Chronic obstructive pulmonary disease is a common and frequently-occurring disease in the respiratory system of the elderly, especially in winter when the climate changes drastically and the temperature drops sharply. Therefore, once diagnosed with chronic obstructive pulmonary disease, you must seek medical treatment in time and adopt professional and standardized treatment methods. COPD patients insist on daily home oxygen therapy for at least 7-8 hours a day, with a 5-liter oxygen concentrators as the mainstay, and must be equipped with oxygen concentration detection and temperature detection.
Home oxygen therapy:
How many liters of oxygen concentrators do patients with COPD need?

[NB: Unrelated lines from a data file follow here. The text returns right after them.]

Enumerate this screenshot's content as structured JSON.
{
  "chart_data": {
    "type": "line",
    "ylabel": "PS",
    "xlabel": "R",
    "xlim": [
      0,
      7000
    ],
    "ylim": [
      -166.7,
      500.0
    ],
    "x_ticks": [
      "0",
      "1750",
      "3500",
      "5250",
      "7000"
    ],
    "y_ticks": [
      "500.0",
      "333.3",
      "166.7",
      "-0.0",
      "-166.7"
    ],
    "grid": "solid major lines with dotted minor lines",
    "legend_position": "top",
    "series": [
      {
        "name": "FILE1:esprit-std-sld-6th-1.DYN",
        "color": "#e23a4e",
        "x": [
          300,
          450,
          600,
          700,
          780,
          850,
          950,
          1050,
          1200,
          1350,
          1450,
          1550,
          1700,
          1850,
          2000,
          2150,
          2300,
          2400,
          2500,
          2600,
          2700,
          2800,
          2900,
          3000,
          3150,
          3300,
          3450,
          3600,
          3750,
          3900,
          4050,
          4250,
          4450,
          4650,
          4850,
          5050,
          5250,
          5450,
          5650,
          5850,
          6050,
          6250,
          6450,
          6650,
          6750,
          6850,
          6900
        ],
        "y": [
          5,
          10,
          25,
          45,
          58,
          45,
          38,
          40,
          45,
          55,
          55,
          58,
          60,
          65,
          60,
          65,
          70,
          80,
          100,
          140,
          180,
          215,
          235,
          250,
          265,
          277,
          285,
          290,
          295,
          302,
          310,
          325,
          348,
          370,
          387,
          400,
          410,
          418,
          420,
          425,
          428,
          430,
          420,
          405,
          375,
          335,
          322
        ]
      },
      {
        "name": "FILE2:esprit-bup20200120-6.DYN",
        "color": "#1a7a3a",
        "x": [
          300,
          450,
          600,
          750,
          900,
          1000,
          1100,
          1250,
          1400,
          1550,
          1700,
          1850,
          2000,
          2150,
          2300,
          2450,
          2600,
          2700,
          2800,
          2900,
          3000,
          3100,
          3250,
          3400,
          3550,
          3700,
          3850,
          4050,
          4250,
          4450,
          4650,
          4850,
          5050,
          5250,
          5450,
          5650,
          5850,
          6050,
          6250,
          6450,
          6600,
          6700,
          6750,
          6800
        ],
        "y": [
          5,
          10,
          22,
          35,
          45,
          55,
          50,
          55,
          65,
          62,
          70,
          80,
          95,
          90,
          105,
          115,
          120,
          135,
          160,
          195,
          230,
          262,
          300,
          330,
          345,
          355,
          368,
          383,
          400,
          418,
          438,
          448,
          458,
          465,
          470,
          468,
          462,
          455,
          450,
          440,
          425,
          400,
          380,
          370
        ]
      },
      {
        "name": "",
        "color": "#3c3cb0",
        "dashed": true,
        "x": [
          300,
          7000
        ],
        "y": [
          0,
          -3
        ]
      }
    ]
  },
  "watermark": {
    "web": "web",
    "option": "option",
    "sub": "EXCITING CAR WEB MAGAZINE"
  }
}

Family oxygen therapy requires a 3--10 liter oxygen concentrator (depending on the condition). According to the relationship between the inhaled oxygen concentration and the flow rate, only 41% of the oxygen in the patient's body can be inhaled by the 5-liter oxygen concentrator. This is the value under ideal conditions. In fact, the oxygen inhaled by the 5-liter machine in patients with COPD is more than 30%. , That is, the doctor said that oxygen with a low oxygen concentration of about 30 should be used for discharge. This refers to a 5 liter oxygen generator. Whether the patient uses 3 liters, 5 liters or 10 liters, it depends on the patient’s blood oxygen saturation above 90% (Generally 94% is sufficient) as the target. For example, for patients with chronic obstructive pulmonary disease who use a 5-liter machine but the blood oxygen saturation is below 90%, a large-flow oxygen concentrator above 5 liters should be used. Oxygen therapy time: ranging from 7-8 hours a day to more than ten hours, very serious more than 20 hours.